A murder mystery story at its heart, Chaos;Child is aimed at an adult audience, with plenty of guts and gore, as well as quite a few disturbing scenes along the way.
Violence and Gore
Murder scenes depict large amount of gore, with blood splattered on and around corpses, as well as mangled fingers, dangling entrails or exposed brains. Bodies are often pictured in somewhat distressing situations - a corpse strangled and twisted by ropes until its neck snaps, a young girl sliced up and put in boxes sitting in a sea of blood, another character ran through by a sword and left to die in a large pool of crimson. Wordy descriptions often add to the gore factor, with details of characters eating their own severed fingers, someone eating people's brains with a spoon while they lie strapped to a table, and a character stabbing themselves in the stomach, before sealing up the wound with duct tape. Some scenes involve characters threatening each other with swords and knives, often ending in injuries to one or both parties, accompanied by blood splatter effects and close ups of wounds. A somewhat creepy sticker - known as a 'Sumo Sticker' - features quite heavily in the story, and looks like two fat faces merged together, with three eyes and two mouths. In some scenes, the middle eye will open to reveal a creepy bloodshot eye staring back at you, accompanied by a blood-curdling scream, which provides many a jump scare.
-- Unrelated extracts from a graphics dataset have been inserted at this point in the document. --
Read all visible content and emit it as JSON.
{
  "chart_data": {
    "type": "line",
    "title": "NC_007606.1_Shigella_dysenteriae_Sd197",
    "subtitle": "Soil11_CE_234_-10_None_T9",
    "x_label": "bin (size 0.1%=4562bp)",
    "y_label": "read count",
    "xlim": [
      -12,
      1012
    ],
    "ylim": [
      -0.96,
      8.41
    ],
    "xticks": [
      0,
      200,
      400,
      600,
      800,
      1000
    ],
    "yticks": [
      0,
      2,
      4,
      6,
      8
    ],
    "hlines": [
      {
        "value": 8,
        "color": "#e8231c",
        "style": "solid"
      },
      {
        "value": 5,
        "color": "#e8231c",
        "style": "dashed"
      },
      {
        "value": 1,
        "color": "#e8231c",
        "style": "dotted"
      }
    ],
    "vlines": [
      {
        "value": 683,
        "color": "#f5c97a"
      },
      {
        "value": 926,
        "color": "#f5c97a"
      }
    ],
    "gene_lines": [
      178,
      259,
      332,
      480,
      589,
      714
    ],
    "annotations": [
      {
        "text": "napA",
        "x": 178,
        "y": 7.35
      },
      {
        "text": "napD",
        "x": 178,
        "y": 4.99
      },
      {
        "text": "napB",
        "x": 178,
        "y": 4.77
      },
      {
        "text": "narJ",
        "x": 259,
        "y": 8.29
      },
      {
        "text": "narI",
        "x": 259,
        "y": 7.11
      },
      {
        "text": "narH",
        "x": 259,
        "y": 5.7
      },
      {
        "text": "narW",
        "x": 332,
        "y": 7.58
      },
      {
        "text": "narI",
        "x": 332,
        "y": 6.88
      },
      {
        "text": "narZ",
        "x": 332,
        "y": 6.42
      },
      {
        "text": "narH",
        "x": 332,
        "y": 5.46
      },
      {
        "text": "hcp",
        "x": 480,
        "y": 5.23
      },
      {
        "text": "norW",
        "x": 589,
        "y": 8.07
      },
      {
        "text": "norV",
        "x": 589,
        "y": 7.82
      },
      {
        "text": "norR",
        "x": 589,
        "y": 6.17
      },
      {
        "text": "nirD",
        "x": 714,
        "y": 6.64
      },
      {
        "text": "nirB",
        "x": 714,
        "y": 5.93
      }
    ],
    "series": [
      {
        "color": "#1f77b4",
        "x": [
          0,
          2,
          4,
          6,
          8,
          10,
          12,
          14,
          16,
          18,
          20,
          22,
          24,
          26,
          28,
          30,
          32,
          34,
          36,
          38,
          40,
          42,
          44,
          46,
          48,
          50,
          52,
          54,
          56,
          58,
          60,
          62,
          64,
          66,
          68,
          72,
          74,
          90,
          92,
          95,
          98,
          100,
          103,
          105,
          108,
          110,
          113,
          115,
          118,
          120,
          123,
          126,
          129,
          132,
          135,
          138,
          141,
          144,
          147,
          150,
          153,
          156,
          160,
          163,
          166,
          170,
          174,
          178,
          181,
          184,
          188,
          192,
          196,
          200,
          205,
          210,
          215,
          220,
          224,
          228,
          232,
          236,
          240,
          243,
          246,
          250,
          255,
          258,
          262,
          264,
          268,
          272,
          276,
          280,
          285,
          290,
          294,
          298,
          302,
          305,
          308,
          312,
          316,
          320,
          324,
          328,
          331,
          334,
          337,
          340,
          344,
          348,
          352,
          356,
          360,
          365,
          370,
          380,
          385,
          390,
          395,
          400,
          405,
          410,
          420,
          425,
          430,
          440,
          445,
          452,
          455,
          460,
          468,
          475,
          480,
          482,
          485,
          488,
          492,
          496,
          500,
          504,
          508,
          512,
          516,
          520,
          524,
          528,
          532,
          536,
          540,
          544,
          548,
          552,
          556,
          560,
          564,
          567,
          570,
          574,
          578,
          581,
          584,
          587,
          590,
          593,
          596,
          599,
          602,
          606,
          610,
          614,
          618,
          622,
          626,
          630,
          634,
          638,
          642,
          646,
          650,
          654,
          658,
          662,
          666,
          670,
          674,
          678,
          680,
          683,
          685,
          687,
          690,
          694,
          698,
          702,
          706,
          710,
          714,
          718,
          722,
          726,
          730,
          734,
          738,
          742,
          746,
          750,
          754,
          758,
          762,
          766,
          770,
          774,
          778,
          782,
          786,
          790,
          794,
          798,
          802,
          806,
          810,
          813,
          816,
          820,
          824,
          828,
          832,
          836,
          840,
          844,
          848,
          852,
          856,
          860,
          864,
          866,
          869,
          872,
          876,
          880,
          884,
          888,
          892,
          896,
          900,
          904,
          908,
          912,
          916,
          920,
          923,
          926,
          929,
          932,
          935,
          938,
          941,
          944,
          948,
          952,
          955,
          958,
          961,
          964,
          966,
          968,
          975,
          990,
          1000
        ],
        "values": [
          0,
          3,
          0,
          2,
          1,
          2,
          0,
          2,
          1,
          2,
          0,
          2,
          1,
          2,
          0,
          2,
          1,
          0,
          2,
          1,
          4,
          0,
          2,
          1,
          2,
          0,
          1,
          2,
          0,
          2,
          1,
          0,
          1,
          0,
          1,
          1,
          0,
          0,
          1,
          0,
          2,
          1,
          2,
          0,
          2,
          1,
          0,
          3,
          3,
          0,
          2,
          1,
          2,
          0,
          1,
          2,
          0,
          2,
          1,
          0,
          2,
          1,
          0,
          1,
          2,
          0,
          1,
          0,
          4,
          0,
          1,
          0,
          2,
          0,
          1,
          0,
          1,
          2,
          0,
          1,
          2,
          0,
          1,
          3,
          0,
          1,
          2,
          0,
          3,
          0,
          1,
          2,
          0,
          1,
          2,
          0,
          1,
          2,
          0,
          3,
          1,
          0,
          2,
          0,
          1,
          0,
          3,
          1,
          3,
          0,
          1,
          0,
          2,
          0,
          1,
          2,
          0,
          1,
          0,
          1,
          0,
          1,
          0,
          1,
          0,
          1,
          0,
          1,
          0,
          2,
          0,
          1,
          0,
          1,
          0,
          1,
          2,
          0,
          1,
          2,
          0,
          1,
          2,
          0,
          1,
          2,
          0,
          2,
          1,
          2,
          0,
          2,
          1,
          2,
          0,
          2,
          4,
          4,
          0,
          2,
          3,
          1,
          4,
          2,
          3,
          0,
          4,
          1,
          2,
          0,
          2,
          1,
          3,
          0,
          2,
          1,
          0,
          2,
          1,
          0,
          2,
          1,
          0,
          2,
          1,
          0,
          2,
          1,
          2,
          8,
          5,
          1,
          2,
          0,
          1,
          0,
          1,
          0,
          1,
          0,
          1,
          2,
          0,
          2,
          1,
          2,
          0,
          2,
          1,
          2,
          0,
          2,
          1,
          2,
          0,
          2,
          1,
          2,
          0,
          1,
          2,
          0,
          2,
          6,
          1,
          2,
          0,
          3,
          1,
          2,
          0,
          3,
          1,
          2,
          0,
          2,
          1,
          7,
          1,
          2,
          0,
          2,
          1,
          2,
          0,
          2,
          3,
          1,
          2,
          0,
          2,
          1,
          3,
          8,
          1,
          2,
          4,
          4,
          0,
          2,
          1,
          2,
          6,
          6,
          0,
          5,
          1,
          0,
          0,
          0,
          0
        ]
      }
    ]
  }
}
Sexual innuendos and risqué images/text crop up fairly frequently - some scenes see two female characters comparing breast sizes ("Hmmm… you've got big breasts, don't you Hana?"), others are dream sequences in which characters grab breasts and crotches ("Was I really dreaming about someone rubbing my crotch?"), and a rather prolonged sequence involving someone suggestively licking an ice cream cone ("I saw her tongue flick seductively for a moment before her tiny mouth swallowed the whole thing."), as well as the odd conversation about sexual fetishes and masturbation. A handful of scenes see the teenage guys trying to get upskirt views of their female friends, thanks to a gust of wind, and while the pictures don't actually show you any underwear, the dialogue does discuss the colours and designs of said underwear. A few still images show partially exposed breasts and buttocks.
In terms of bad language, pretty much every curse word gets a look in at some point, with words such as f*ck, sh*t and p*ss appearing alongside the milder a*shole, crap and bitch, to name but a few examples.